What to do? Where is the crew? The wind is still blowing and it would be dangerous to explore any further in the swell. We contact the sea rescue centre in Bremen by satellite phone and receive a call back from the American Coast Guard 15 minutes later. It's an old case, they say tersely, the crew was rescued in May and the yacht abandoned to its fate.
And now? A seaworthy yacht that has survived all weathers for four weeks without faltering is drifting not a hundred metres next to us. Should we take her off? Go on board? A heated discussion ensues, but it soon becomes clear that our own crew can't do without anyone. Julian's experience is not enough to sail the "Elusive" all the way to the Azores. I'm needed to look after the children, and the "Marlin" with all its technology needs a skipper.
We don't want to go back to Bermuda, our destination this year is Europe. In addition, the weather prohibits any further exploration of the abandoned ship. And so, with a heavy heart, we set course for the Azores again. The fate of the drifting yacht kept us busy for days.
Meanwhile, the "Marlin" sails on, mile after mile, a mountain festival, another dorado, the Azores high moves and pulls us into the motorway on its back. We set a full sail, 15 kts on the beam reach and pick up speed. We improve our speed, 120 becomes 150, the wind picks up. The "Marlin" is rushing along with her new Rolly-Tasker sails, and when the GPS shows an average of over 8 knots, we are seized by ambition.
200 miles is possible, isn't it? The autopilot is disengaged, we take the helm by hand and take every wave with us. A rush of speed. Dolphins jump out of the crests of the waves and organise a race. We take the helm all night long. In the morning the wind drops, just a few knots less, and we don't reach the magic limit.
We need more sails, so we set the jib to the genoa, the "Marlin" accelerates, and under cutter sails we reach our 201-mile mark at 12 o'clock on the dot. Afterwards we reef and celebrate. Pea soup and fresh bread, from now on the autopilot can be used again, because after all, we are still a family crew. We don't have to race across the Atlantic, but flying instead of sailing once in three weeks is indescribable.
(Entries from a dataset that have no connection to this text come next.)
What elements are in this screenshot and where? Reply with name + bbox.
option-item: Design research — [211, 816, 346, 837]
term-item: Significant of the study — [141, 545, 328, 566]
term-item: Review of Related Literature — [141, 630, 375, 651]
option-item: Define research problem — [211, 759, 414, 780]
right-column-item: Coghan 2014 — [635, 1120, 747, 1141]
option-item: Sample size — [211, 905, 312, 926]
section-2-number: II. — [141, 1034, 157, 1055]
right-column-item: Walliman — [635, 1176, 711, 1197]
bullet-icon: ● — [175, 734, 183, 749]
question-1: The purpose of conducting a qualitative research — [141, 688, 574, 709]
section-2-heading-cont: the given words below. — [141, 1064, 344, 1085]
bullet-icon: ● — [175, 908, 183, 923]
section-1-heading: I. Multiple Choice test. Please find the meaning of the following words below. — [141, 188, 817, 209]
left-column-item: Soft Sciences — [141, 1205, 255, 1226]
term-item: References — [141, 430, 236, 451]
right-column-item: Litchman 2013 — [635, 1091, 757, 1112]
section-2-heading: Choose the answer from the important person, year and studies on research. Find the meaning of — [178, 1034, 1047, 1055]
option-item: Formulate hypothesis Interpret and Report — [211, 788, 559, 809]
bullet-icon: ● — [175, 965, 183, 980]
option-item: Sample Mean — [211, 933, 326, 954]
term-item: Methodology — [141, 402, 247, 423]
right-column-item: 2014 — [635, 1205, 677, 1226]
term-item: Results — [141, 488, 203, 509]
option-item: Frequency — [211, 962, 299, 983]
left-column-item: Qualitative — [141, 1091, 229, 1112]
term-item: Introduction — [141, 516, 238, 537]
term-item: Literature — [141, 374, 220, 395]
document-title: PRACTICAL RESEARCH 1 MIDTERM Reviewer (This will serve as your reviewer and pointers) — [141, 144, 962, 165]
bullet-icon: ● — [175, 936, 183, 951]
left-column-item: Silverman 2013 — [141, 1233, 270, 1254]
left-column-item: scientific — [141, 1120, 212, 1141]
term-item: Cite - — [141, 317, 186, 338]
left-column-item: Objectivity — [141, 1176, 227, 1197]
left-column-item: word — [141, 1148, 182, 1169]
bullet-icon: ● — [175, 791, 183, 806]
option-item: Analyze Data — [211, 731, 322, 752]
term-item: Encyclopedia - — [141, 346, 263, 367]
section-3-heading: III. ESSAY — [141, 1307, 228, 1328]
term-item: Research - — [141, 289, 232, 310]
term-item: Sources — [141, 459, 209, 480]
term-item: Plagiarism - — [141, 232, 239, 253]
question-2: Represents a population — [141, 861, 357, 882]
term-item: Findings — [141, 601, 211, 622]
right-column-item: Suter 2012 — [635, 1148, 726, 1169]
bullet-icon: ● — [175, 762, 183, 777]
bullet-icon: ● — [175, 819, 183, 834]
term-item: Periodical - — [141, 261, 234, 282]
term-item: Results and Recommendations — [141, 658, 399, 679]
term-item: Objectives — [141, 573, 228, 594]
From now on, it's "When will we be there?" every morning. Julian's brother and a friend are coming to the Azores on 6 July, will we make it? Of course, because the high continues to play along, we have left the back and are now sailing with a steady westerly wind towards the first island in the Azores. On 4 July, the island of Flores comes into view in the morning. The sun is shining, we are once again accompanied by dolphins and even two orcas pass lazily on our port side. The temptation to turn off and return to the harbour in the afternoon is great, but we persevere, still 130 miles to go. Of course, the wind dies down overnight, and now and again the fat Emma, our ship's diesel engine, lends a hand.
Faial hides deep in a cloud cover in the morning. But as soon as we get within five miles, the cloud cover lifts to reveal the view. Lava ash and a half-buried lighthouse in the north of the islands, bizarre rocks, squawking seabirds, schools of dolphins, offshore peninsulas with craters and, again and again, green meadows and fields.
How different landfall on an Atlantic island is, how much more exciting and varied than the eternal beaches and palm trees. The children dance with the dolphins on the bow, chocolate ice cream and cold beer are within reach. We hoist the sails, tidy up and head for our anchorage in the traditional harbour of Horta. We are in Europe, after exactly 21 days. The ground shakes under our feet, Julian and the children storm the first ice cream parlour while Micha completes the clearance formalities. Sailing is great, but the tried and tested saying is still true: the best thing is still "the drink on the other side of the ocean."